Kafka partitioning is load-bearing, not incidental. Routing by accountId as the message key guarantees all events for one account hit the same partition and are processed by one consumer instance. This matters because singleflight is in-process. It does not deduplicate work across pods. Without this partitioning strategy, two pods could independently fire API calls for the same account at the same time, and singleflight would not help. The Kafka key is therefore part of the coalescing design, not just a stream-routing detail.

The 30-second sleep is deliberate, not a workaround. The upstream pipeline takes roughly 20 seconds to apply business logic and commit state. The consumer waits 30 seconds before calling the API, giving the upstream time to settle. Messages for the same accountId that arrive during this wait join the existing singleflight group and block. They never reach the API independently. When the call completes, all of them share the result.

Coalesced messages become eligible to commit after the shared call resolves. Messages waiting on the same singleflight call are not acknowledged until the shared API call and Spanner write complete. In the production implementation, offset handling is coordinated outside the fetch function, so the consumer avoids committing messages before the shared result has been durably written. This keeps the processing model simple: fetch once, write once, then acknowledge the messages that depended on that result.

Coalescing protects a shared rate limit, not just throughput. The internal API enforces a 1500 TPS ceiling across the whole company. Each unnecessary duplicate call consumes capacity that other teams depend on. singleflight makes the consumer a cooperative user of that shared resource rather than a potential source of contention. After deployment, API call volume dropped 36% — measured via consumer metrics sent to Datadog.

Different accountIds run in parallel. singleflight groups are keyed by accountId. An in-flight call for account X does not block processing for account Y. Each account gets its own group, its own 30-second window, and its own API call.

Code#

Illustrative only — this is not the production implementation.
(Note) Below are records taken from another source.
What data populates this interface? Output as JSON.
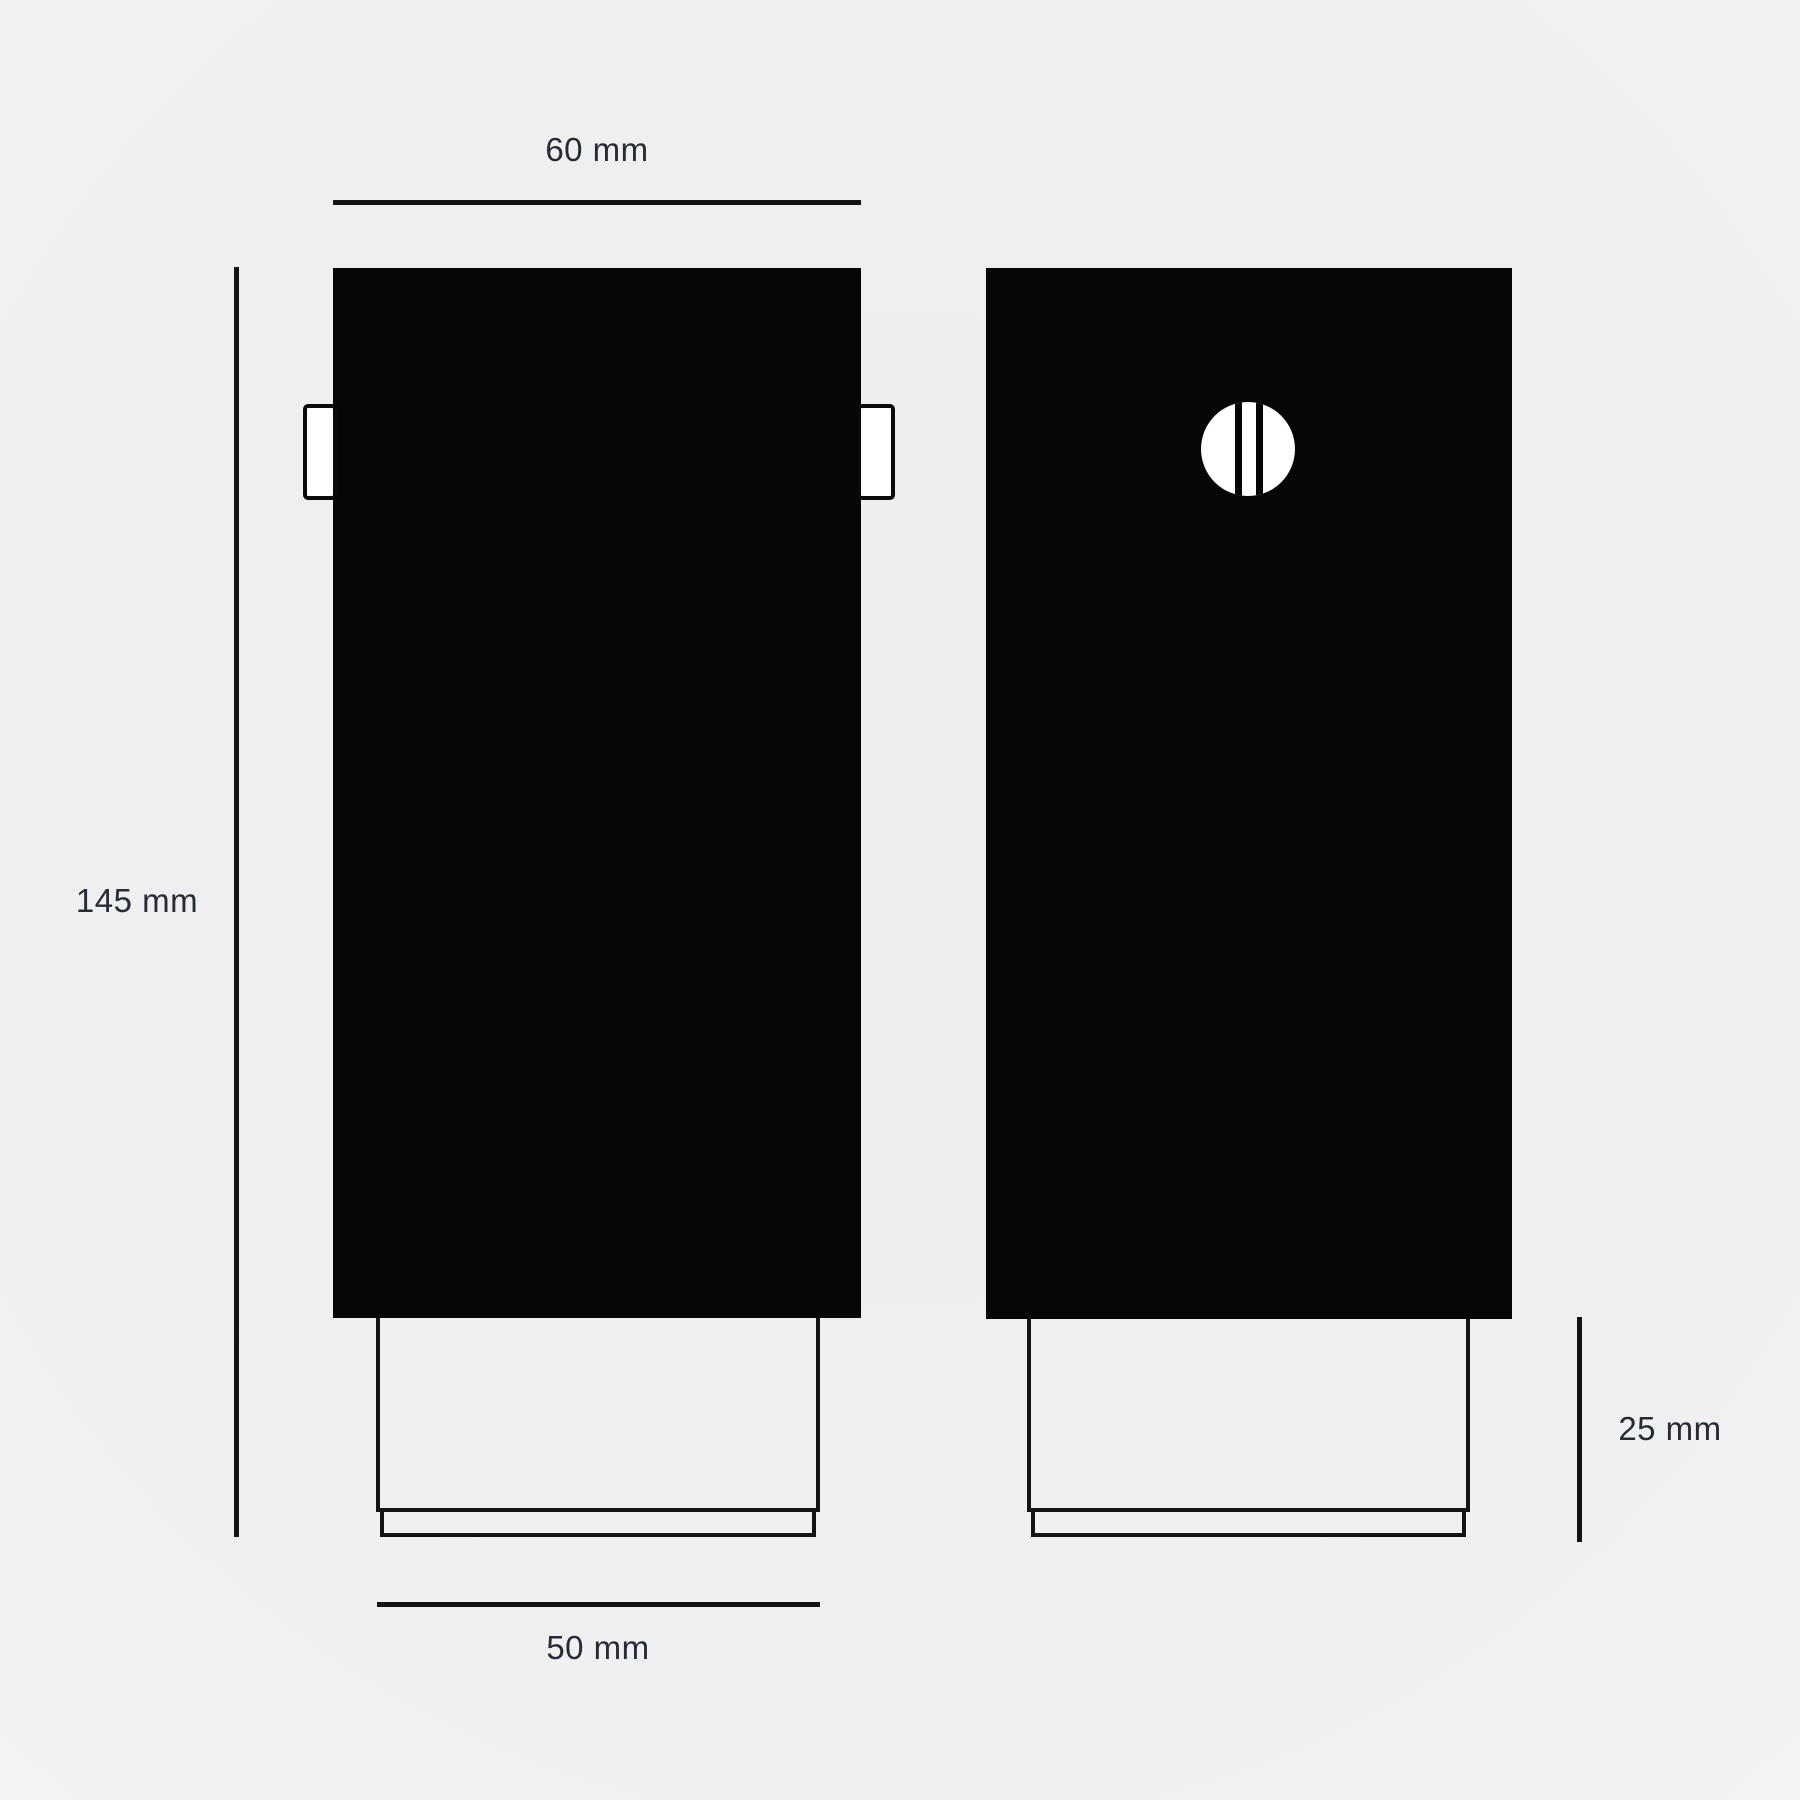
{
  "drawing": {
    "type": "two-view product dimension drawing",
    "colors": {
      "background": "#efefef",
      "body_fill": "#060606",
      "outline": "#131313",
      "text": "#262b36"
    },
    "dimensions": {
      "top_width": {
        "label": "60 mm"
      },
      "left_height": {
        "label": "145 mm"
      },
      "bottom_width": {
        "label": "50 mm"
      },
      "right_height": {
        "label": "25 mm"
      }
    },
    "icons": {
      "knob": "circle-with-two-vertical-slots"
    }
  }
}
var group singleflight.Group

func processMessage(ctx context.Context, accountID string) error {
	result, err, _ := group.Do(accountID, func() (interface{}, error) {
		// All messages for the same accountID block here.
		// Only the first goroutine executes this function.
		// Wait for the upstream pipeline to settle before fetching.
		timer := time.NewTimer(30 * time.Second)
		defer timer.Stop()
		select {
		case <-ctx.Done():
			return nil, ctx.Err()
		case <-timer.C:
		}
		return fetchFromInternalAPI(ctx, accountID)
	})
	if err != nil {
		return err
	}
	accountData, ok := result.(*AccountData)
	if !ok {
		return fmt.Errorf("unexpected result type: %T", result)
	}
	if err := writeToSpanner(ctx, accountData); err != nil {
		return err
	}
	// Caller commits its Kafka offset after this returns.
	// In production, offset handling is coordinated outside this function.
	return nil
}

Status#

This pattern is currently running in production. API call reduction is tracked as an ongoing Datadog metric.